Kecamatan Ijen secara administratif dipisahkan dari Kecamatan Sempol pada tahun 2002 dengan dalih mempermudah pelayanan publik di wilayah terpencil pegunungan Ijen. Namun, pembentukan tersebut hanya berdasarkan kebutuhan administratif dan politik lokal, tanpa terlebih dahulu memastikan legalitas lahan sebagai prasyarat dasar pembentukan suatu wilayah pemerintahan.

“Tidak ada dokumen pelepasan tanah dari kementerian terkait. Tanah tempat berdirinya kantor camat, kantor desa, sekolah, hingga Puskesmas — semua masih tercatat sebagai aset negara. Tidak ada proses hibah, pembebasan, maupun pengalihan hak,” tegas Eko Febrianto, Ketua LSM Siti Jenar.

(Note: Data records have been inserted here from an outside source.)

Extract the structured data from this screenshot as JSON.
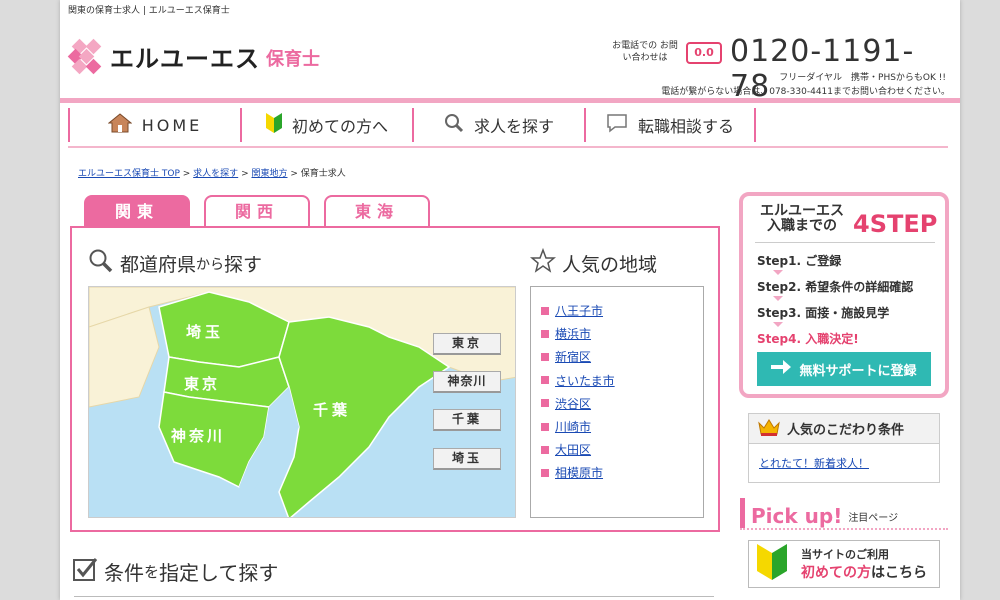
{
  "header": {
    "top_note": "関東の保育士求人 | エルユーエス保育士",
    "logo_name": "エルユーエス",
    "logo_sub": "保育士",
    "contact_label": "お電話での お問い合わせは",
    "freedial_icon": "0.0",
    "phone": "0120-1191-78",
    "phone_note": "フリーダイヤル　携帯・PHSからもOK !!",
    "alt_note": "電話が繋がらない場合は、078-330-4411までお問い合わせください。"
  },
  "nav": {
    "home": "HOME",
    "first": "初めての方へ",
    "search": "求人を探す",
    "consult": "転職相談する"
  },
  "breadcrumb": {
    "item1": "エルユーエス保育士 TOP",
    "item2": "求人を探す",
    "item3": "関東地方",
    "current": "保育士求人",
    "sep": ">"
  },
  "tabs": {
    "kanto": "関東",
    "kansai": "関西",
    "tokai": "東海"
  },
  "search_pref": {
    "title_a": "都道府県",
    "title_b": "から",
    "title_c": "探す"
  },
  "map": {
    "labels": {
      "saitama": "埼玉",
      "tokyo": "東京",
      "kanagawa": "神奈川",
      "chiba": "千葉"
    },
    "buttons": {
      "tokyo": "東京",
      "kanagawa": "神奈川",
      "chiba": "千葉",
      "saitama": "埼玉"
    },
    "colors": {
      "land": "#7ddb3b",
      "sea": "#b9e0f4",
      "other_land": "#f9f2d7"
    }
  },
  "popular": {
    "title": "人気の地域",
    "items": [
      "八王子市",
      "横浜市",
      "新宿区",
      "さいたま市",
      "渋谷区",
      "川崎市",
      "大田区",
      "相模原市"
    ]
  },
  "conditions": {
    "title_a": "条件",
    "title_b": "を",
    "title_c": "指定して探す"
  },
  "step": {
    "title1": "エルユーエス",
    "title2": "入職までの",
    "big": "4STEP",
    "s1": "Step1. ご登録",
    "s2": "Step2. 希望条件の詳細確認",
    "s3": "Step3. 面接・施設見学",
    "s4": "Step4. 入職決定!",
    "button": "無料サポートに登録"
  },
  "popular_conditions": {
    "title": "人気のこだわり条件",
    "link": "とれたて！新着求人！"
  },
  "pickup": {
    "title": "Pick up!",
    "sub": "注目ページ"
  },
  "first_banner": {
    "line1": "当サイトのご利用",
    "line2_a": "初めての方",
    "line2_b": "はこちら"
  },
  "colors": {
    "accent": "#ec6aa0",
    "teal": "#2fb9b3",
    "red": "#e5426f"
  }
}
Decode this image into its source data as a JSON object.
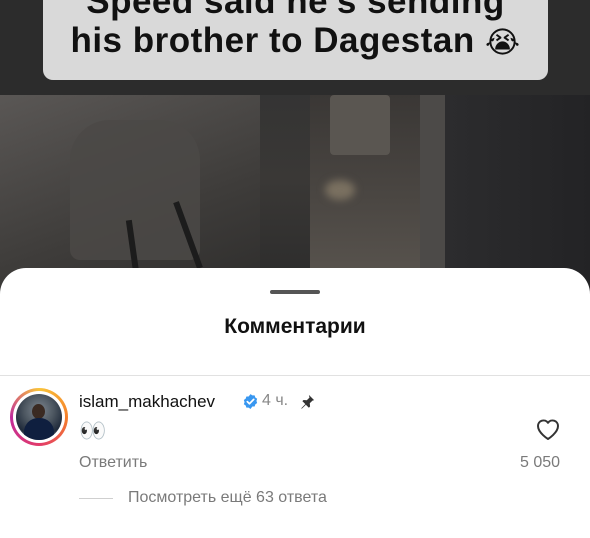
{
  "video": {
    "caption_line1": "Speed said he's sending",
    "caption_line2": "his brother to Dagestan",
    "caption_emoji": "😭"
  },
  "comments_sheet": {
    "title": "Комментарии"
  },
  "comment": {
    "username": "islam_makhachev",
    "verified_icon": "verified-badge-icon",
    "time": "4 ч.",
    "pin_icon": "pin-icon",
    "text": "👀",
    "reply_label": "Ответить",
    "like_icon": "heart-icon",
    "likes_count": "5 050",
    "view_more_replies": "Посмотреть ещё 63 ответа"
  },
  "colors": {
    "verified_blue": "#3897f0",
    "secondary_text": "#7a7a7a",
    "sheet_background": "#ffffff"
  }
}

Hal ini tentu menjadi persoalan serius. Secara konstitusi dan menurut UU No. 5 Tahun 1960 tentang Pokok-Pokok Agraria (UUPA), tidak boleh ada bangunan pemerintah ataupun kepemilikan individu yang berdiri di atas tanah negara tanpa dasar hukum yang sah.

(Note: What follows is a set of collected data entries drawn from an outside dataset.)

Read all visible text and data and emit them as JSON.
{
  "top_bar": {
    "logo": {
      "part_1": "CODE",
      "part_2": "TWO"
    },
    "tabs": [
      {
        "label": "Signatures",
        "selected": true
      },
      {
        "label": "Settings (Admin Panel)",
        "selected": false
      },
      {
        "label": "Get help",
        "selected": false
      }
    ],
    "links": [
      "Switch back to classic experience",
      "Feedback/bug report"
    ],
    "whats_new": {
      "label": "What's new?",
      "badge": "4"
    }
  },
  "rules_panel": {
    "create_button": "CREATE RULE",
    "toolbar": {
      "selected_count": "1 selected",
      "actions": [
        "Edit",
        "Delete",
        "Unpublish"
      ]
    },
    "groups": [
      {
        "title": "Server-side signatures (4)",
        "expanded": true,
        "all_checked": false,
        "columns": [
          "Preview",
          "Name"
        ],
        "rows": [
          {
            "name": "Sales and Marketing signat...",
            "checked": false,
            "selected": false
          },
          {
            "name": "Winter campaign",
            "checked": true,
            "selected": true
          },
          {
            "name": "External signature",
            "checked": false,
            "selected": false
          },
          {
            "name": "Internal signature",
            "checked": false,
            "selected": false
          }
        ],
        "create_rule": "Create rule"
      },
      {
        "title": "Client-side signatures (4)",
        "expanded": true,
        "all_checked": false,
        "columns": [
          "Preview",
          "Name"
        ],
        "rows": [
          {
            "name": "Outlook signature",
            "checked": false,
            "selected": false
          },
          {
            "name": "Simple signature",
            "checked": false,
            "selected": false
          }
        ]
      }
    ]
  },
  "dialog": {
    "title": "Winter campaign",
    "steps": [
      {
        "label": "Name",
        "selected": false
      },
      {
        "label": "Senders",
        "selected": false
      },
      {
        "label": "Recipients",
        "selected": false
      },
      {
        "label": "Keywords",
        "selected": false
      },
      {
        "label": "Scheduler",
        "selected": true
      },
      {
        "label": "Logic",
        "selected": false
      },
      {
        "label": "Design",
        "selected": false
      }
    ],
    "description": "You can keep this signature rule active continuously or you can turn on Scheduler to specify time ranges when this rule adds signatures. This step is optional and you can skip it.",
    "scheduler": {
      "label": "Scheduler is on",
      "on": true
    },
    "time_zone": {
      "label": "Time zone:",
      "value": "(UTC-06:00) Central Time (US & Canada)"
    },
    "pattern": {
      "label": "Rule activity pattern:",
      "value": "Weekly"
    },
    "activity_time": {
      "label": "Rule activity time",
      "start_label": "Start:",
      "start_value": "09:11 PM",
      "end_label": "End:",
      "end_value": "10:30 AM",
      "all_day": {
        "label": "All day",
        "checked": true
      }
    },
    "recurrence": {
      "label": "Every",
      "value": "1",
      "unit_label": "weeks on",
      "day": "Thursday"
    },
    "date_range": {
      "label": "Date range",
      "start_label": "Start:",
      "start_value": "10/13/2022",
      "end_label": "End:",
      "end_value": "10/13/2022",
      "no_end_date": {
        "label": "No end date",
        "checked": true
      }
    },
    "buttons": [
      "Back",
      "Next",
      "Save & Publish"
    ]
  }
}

Pemerintah Daerah dan Provinsi Dinilai Melalaikan Prosedur Hukum:

Pembentukan Kecamatan Ijen seharusnya disertai dengan proses legalitas lahan yang menyeluruh, mulai dari pengajuan pelepasan kawasan hutan (bila statusnya hutan negara), hingga permohonan pelepasan HGU dari BUMN yang menguasainya. Namun, hingga lebih dari dua dekade berlalu, tidak ada upaya serius yang dilakukan Pemerintah Kabupaten Bondowoso maupun Pemerintah Provinsi Jawa Timur.

Baca juga
Raksaka Bahana Sabaddha Yudha, Drumband Yonif 514/SY Menghibur Masyarakat di Kabupaten Bondowoso

“Ini bukan sekadar kelalaian teknis, tapi pelanggaran administratif yang bisa berdampak pada sah atau tidaknya pelayanan publik di wilayah tersebut. Bila tanah tempat berdirinya kantor camat saja ilegal, bagaimana nasib keputusan-keputusan administratif yang dikeluarkan?” tanya Eko.

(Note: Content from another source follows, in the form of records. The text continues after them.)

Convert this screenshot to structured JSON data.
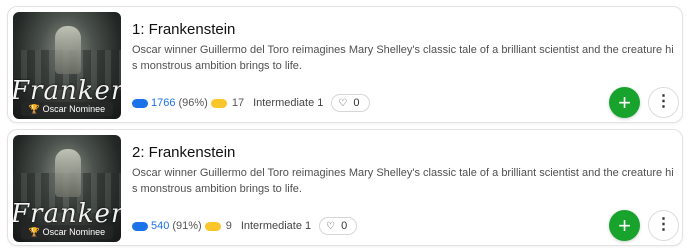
{
  "items": [
    {
      "title": "1: Frankenstein",
      "description": "Oscar winner Guillermo del Toro reimagines Mary Shelley's classic tale of a brilliant scientist and the creature his monstrous ambition brings to life.",
      "poster_text": "Frankenstein",
      "poster_badge": "Oscar Nominee",
      "vote_count": "1766",
      "vote_percent": "(96%)",
      "secondary_count": "17",
      "level": "Intermediate 1",
      "likes": "0",
      "add_icon": "plus-icon",
      "more_icon": "more-vert-icon"
    },
    {
      "title": "2: Frankenstein",
      "description": "Oscar winner Guillermo del Toro reimagines Mary Shelley's classic tale of a brilliant scientist and the creature his monstrous ambition brings to life.",
      "poster_text": "Frankenstein",
      "poster_badge": "Oscar Nominee",
      "vote_count": "540",
      "vote_percent": "(91%)",
      "secondary_count": "9",
      "level": "Intermediate 1",
      "likes": "0",
      "add_icon": "plus-icon",
      "more_icon": "more-vert-icon"
    }
  ],
  "colors": {
    "accent_blue": "#1a73e8",
    "accent_yellow": "#f9c62b",
    "add_green": "#18a32d"
  }
}
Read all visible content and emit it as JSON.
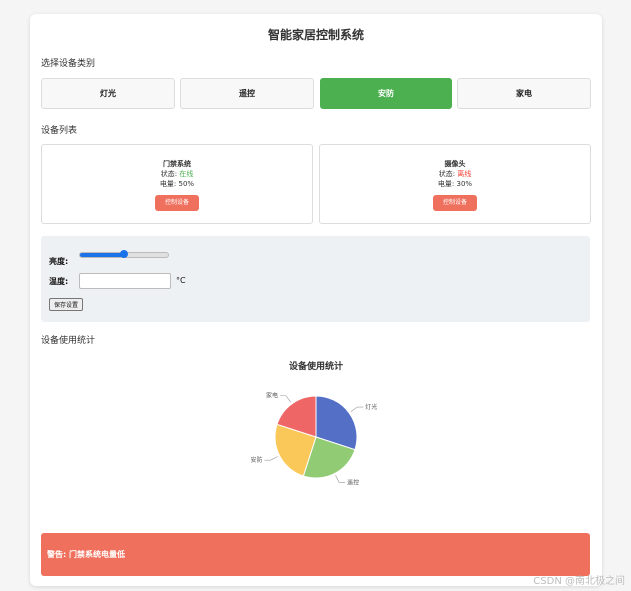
{
  "app": {
    "title": "智能家居控制系统"
  },
  "categories": {
    "heading": "选择设备类别",
    "items": [
      {
        "label": "灯光"
      },
      {
        "label": "遥控"
      },
      {
        "label": "安防",
        "active": true
      },
      {
        "label": "家电"
      }
    ]
  },
  "devices": {
    "heading": "设备列表",
    "items": [
      {
        "name": "门禁系统",
        "status_label": "状态: ",
        "status": "在线",
        "status_color": "#4caf50",
        "battery": "电量: 50%",
        "button": "控制设备"
      },
      {
        "name": "摄像头",
        "status_label": "状态: ",
        "status": "离线",
        "status_color": "#f44336",
        "battery": "电量: 30%",
        "button": "控制设备"
      }
    ]
  },
  "settings": {
    "brightness_label": "亮度:",
    "brightness_value": 50,
    "temperature_label": "温度:",
    "temperature_value": "",
    "temperature_unit": "°C",
    "save_button": "保存设置"
  },
  "stats": {
    "heading": "设备使用统计"
  },
  "chart_data": {
    "type": "pie",
    "title": "设备使用统计",
    "categories": [
      "灯光",
      "遥控",
      "安防",
      "家电"
    ],
    "values": [
      30,
      25,
      25,
      20
    ],
    "colors": [
      "#5470c6",
      "#91cc75",
      "#fac858",
      "#ee6666"
    ]
  },
  "alert": {
    "text": "警告: 门禁系统电量低"
  },
  "watermark": "CSDN @南北极之间"
}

Masyarakat Ijen: Tinggal Puluhan Tahun, Tapi Tak Punya Hak Atas Tanah.

Hingga hari ini, ribuan warga yang tinggal di Kecamatan Ijen tidak memiliki sertifikat hak milik atas tanah yang mereka huni. Status rumah mereka adalah ilegal secara administratif, karena berdiri di atas tanah negara yang tidak pernah diserahkan secara resmi kepada masyarakat.

Keterangan Fhoto: LATAR BELAKANG KECAMATAN IJEN YANG BERDIRI DI TANAH NEGARA DI KABUPATEN BONDOWOSO

Kondisi ini berdampak langsung pada berbagai aspek kehidupan mereka:

Tidak bisa mengakses Kredit Usaha Rakyat (KUR) karena tak punya agunan sah,

Tidak bisa mensertifikatkan tanah meski telah ditempati puluhan tahun,

Terancam digusur sewaktu-waktu bila status tanah dikembalikan ke pengelola awal.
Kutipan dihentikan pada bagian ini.